M/s. Nectar Life Sciences Ltd.				Appellants



Vs.



C.C.E., Chandigarh-II					Respondent

Appearance Shri Vikrant Kackria, Advocate - for the appellants Shri BB Sharma, DR - for the respondent CORAM: Honble Mrs. Archana Wadhwa, Member (Judicial) Final Order Nos. 50447-50448, dated 31.01.2014 Per Honble Mrs. Archana Wadhwa :

Both the appeals are being disposed of by a common order. In Appeal No.2442, duty of Rs.8,00,032/- stands confirmed and in Appeal No.2443, duty of Rs.3,26,904/- stands confirmed by denying the benefit of CENVAT credit on two grounds. First, that the credit is not available in respect of various steel items used as structurals and second on the ground that invoices on the basis of which CENVAT credit stands availed, were in the name of other units i.e., Unit No.1 was taking credit in the name of Unit No.2 and vice versa.

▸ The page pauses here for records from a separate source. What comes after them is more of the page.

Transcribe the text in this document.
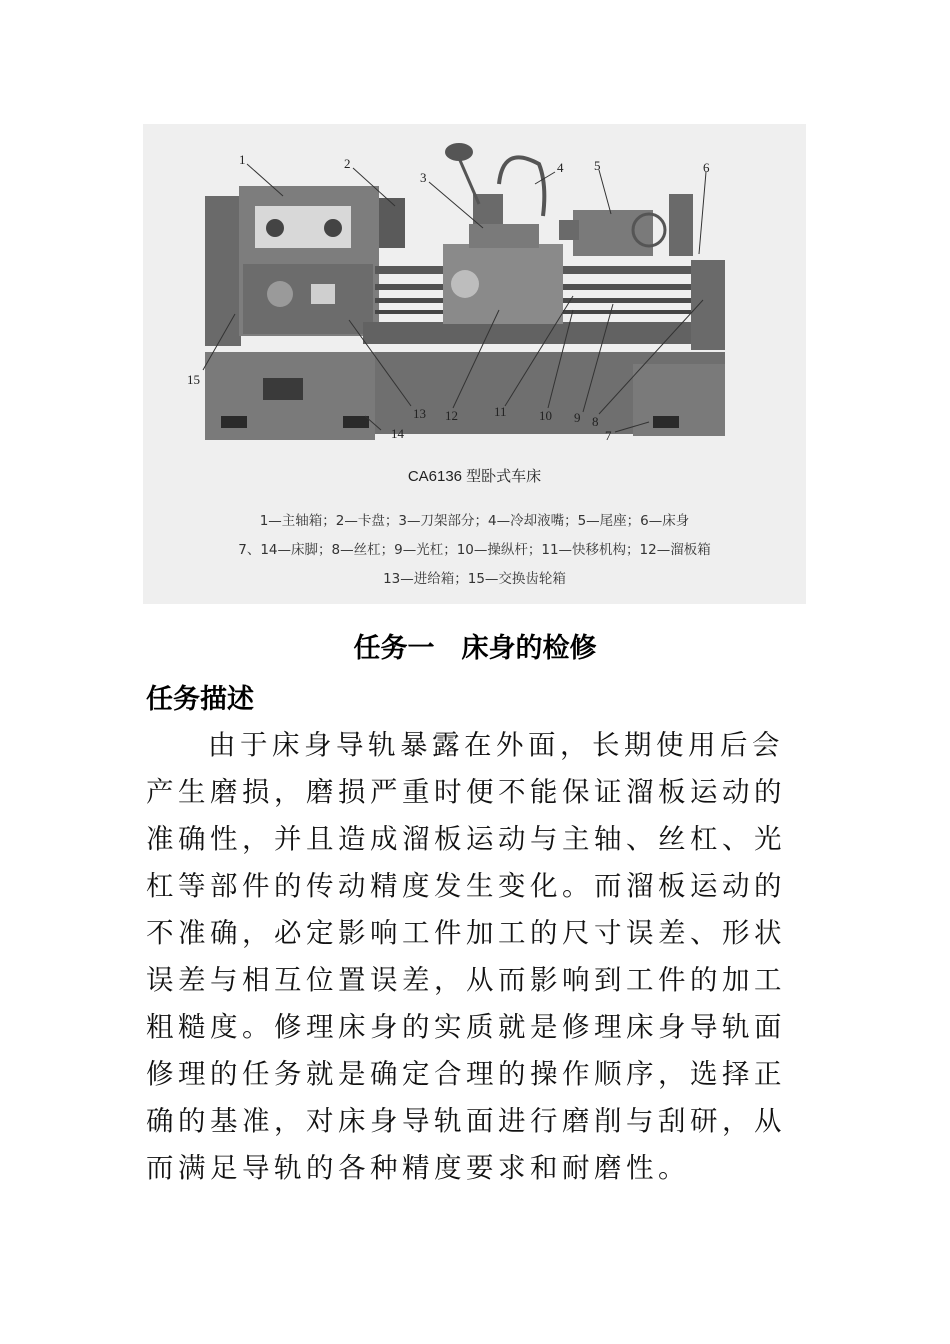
1	2
3
4 5	6
15
13 12	11 10 9 8
14	7
CA6136 型卧式车床
1—主轴箱；2—卡盘；3—刀架部分；4—冷却液嘴；5—尾座；6—床身
7、14—床脚；8—丝杠；9—光杠；10—操纵杆；11—快移机构；12—溜板箱
13—进给箱；15—交换齿轮箱
任务一　床身的检修
任务描述

由于床身导轨暴露在外面，长期使用后会产生磨损，磨损严重时便不能保证溜板运动的准确性，并且造成溜板运动与主轴、丝杠、光杠等部件的传动精度发生变化。而溜板运动的不准确，必定影响工件加工的尺寸误差、形状误差与相互位置误差，从而影响到工件的加工粗糙度。修理床身的实质就是修理床身导轨面修理的任务就是确定合理的操作顺序，选择正确的基准，对床身导轨面进行磨削与刮研，从而满足导轨的各种精度要求和耐磨性。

2. At this stage, Ld. Advocate for the appellants fairly agrees that the issue of availment of CENVAT credit on supporting structurals stands decided against them by the Larger Bench of the Tribunal in the case of Vandana Global. However, he draws my attention to their reply filed before the lower authorities contesting that the various iron and steel items were used in the manufacture of solvent ________________ plant and as such even in terms of the declaration of law by the Larger Bench, they are admissible Cenvatable inputs. Though the said plea was taken note of by the Commissioner, who has also relied upon the appellants jurisdictional officers range report laying down that the said items were used for fabrication of sheds and ducts of the air handling unit of bulk drug plant but he has denied the credit on the simple observation that the same were used in other production areas of the plant for fabricating the structure for supporting machinery.

3. In as much as, I find that there is no conclusive finding as to whether that the said items were used as supporting structurals or fabrication of other capital goods installed in the factory, I deem it fit to set aside the impugned order and remand the matter to the original adjudicating authority for factual verification. The appellants are at liberty to place on record evidences in support of their contention that the various iron and steel items were used for fabrication of capital goods.

4. As regards the second issue, the Revenues only objection is that the credit was availed by one unit whereas the invoices were in the address of the other unit. The appellants have taken a categorical stand at the time of filing the reply to the Show Cause Notice that both the units located in Derbas and are belonging to the same appellants and as the suppliers are common, there may be some change in the address. It is seen that the Commissioner (Appeals) has observed that in terms of Rule 9(2) of CENVAT Credit Rules, 2004, procedural violations should not bar the manufacturer from availing CENVAT credit but the appellants were required to follow the procedural envisage under the said proviso which requires filing of an application to the jurisdictional Dy/Asst. Commissioner for necessary rectification along with the documentary evidences. As such, it is seen that the only objection of the Revenue is that the separate application has not been filed though the said plea stands taken by the appellants before the original adjudicating authority at the time of filing the reply to the Show Cause Notice.

5. In view of the above, I deem it fit that the necessary verifications as regards receipt of capital goods be made and if the same stand received by the appellants credit be allowed without taking any technical objections.

6. Accordingly, the impugned orders are set aside and both the appeals are allowed with the consequential relief to the appellants.